The challenges were brought by local residents Peter Sweetman and Monica Muller and An Taisce against An Bord Pleanála's decision in January to grant permission to Shell E&P Ireland for its third proposed route for the pipeline.

They claimed the proposed pipeline crossed several areas of special interest in Co Mayo that were protected by the EU Habitats Directive.

They were also challenging consents for the construction of the sections issued by the former Minister for Energy, Pat Carey, and current Minister for the Environment Phil Hogan.

And An Taisce was challenging a foreshore licence issued by Mr Hogan this year.

All the proceedings have been struck out. As part of the settlement, a statement was read out on behalf of the State.

In the statement, the State acknowledged that An Taisce acted properly in bringing the proceedings.
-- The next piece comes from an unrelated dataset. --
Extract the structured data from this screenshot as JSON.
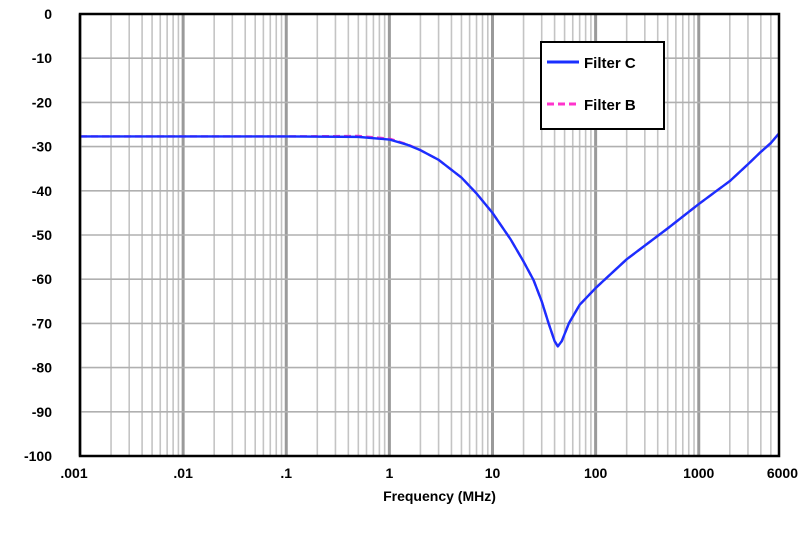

It said, in view of the concerns of An Taisce and their interest in the full transposition and effective implementation of European environmental law, the State has agreed to establish an Environmental Law Implementation group through which there will be formal engagement by the State with An Taisce.

The State has also agreed to make a contribution to An Taisce's legal costs.

The State also acknowledged that Ireland had failed to transpose properly certain aspects of the Environmental Impact Assessment Directive. It was now intended all of the necessary transposition measures would be taken by the end of 2011.

However, the State maintained that the consents which were the subject of the proceedings were valid and had been granted only after all necessary environmental assessment under Irish and EU law.

In a statement, An Taisce said it maintained its position that the manner in which the Corrib Gas Development Project had been consented to and constructed was a travesty of European environmental law.

It said the State had proposed a settlement to An Taisce. It said at the heart of the settlement was a commitment from the Government to complete outstanding legislative transposition and to engage directly with An Taisce to address compliance with European environmental law.

It said the critical objective for An Taisce was to ensure what happened in the Corrib project could never happen again.

An Taisce said had the cases continued, it believed further litigation to the Supreme Court would have followed and possibly further planning applications. It said the State had settled the case rather than continue to defend it.

It said this was a singular concrete acknowledgement of the group's grievances in respect of the Corrib project, no matter how much the State continued to assert the validity of the consents or justify what they did today.

In a statement read in court, Shell E&P Ireland Limited said it was and always had been its intention to comply in full with all of the conditions applicable to the permissions and consents granted to it, including all environmental management plans.